かつて、「茶の間の呟き」で紹介したことのある商品の中から、
個人的に使い勝手のいい物をピックアップしています。

SX-CL02MSV (2009年5月7日)
 ノートパソコンの背面下部に置いてUSBにつなぐと風を送ってくれて、ノートパソコンの底面を冷やしてくれる(なお、バスパワータイプのUSBハブにつないでも作動してくれている)。これはかなり劇的な効果があるので、パソコンの熱さにお悩みの方は是非。

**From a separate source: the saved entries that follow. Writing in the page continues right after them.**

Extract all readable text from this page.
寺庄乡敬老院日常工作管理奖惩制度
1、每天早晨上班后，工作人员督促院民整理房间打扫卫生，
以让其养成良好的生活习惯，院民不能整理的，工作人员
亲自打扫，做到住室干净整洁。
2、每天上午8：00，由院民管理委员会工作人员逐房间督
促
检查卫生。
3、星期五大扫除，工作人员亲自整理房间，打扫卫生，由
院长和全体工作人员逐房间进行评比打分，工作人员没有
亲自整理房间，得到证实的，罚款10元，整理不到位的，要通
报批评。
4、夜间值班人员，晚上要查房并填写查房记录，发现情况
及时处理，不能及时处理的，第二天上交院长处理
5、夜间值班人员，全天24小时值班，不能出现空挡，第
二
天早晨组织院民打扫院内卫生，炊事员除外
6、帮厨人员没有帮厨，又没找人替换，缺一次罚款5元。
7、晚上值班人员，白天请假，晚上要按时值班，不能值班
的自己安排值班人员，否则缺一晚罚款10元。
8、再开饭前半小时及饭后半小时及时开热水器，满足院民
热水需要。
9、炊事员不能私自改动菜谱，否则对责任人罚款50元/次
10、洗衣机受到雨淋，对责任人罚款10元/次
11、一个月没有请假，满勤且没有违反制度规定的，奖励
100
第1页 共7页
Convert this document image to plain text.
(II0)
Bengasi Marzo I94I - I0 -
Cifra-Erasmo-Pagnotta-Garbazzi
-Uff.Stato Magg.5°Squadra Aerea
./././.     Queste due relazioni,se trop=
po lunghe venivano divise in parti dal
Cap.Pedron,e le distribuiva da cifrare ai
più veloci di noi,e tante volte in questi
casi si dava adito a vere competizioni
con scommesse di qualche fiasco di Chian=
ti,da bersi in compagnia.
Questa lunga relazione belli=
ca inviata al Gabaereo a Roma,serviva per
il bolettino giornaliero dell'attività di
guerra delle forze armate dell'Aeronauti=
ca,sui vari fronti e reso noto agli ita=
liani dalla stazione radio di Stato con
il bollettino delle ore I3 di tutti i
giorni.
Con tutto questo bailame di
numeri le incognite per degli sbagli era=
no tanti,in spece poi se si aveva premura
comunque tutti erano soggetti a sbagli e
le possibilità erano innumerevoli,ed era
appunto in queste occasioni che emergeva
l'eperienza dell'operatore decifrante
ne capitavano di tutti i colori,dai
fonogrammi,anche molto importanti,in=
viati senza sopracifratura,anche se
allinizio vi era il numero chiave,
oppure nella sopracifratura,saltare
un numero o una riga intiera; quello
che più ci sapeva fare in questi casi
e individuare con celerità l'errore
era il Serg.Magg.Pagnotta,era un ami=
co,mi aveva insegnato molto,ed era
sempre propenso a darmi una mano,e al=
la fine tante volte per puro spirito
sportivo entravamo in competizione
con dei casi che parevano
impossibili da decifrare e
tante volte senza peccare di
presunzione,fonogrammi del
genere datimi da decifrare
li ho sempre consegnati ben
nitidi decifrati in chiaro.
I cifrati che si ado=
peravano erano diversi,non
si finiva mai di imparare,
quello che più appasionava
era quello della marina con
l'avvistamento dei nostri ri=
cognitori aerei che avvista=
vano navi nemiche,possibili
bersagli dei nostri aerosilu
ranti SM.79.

なお、これはB5サイズ用で、A4サイズ用はSX-CL03MSVになる。


ブックストッパー (2009年5月7日)
 洗濯ばさみに分銅のようなおもりが付いたようなもので、見た目はかなりショボイのだが、本の両端にはさんでおけば、常に見開き状態にすることができる。文庫や新書、ペーパーバックなどを見ながらパソコンに情報を打ち込むのに便利。2つ一緒に用いないと使いづらいので、買うならば2つ一緒に。


桐灰カイロ 上からはるくつ下用 5足入 (2014年2月25日)
 靴下の裏から貼るカイロだと、冷たくなったときに硬くなってしまい、歩いていると足の裏が痛くなってしまうのだが、上から張るのだとそうならくて便利。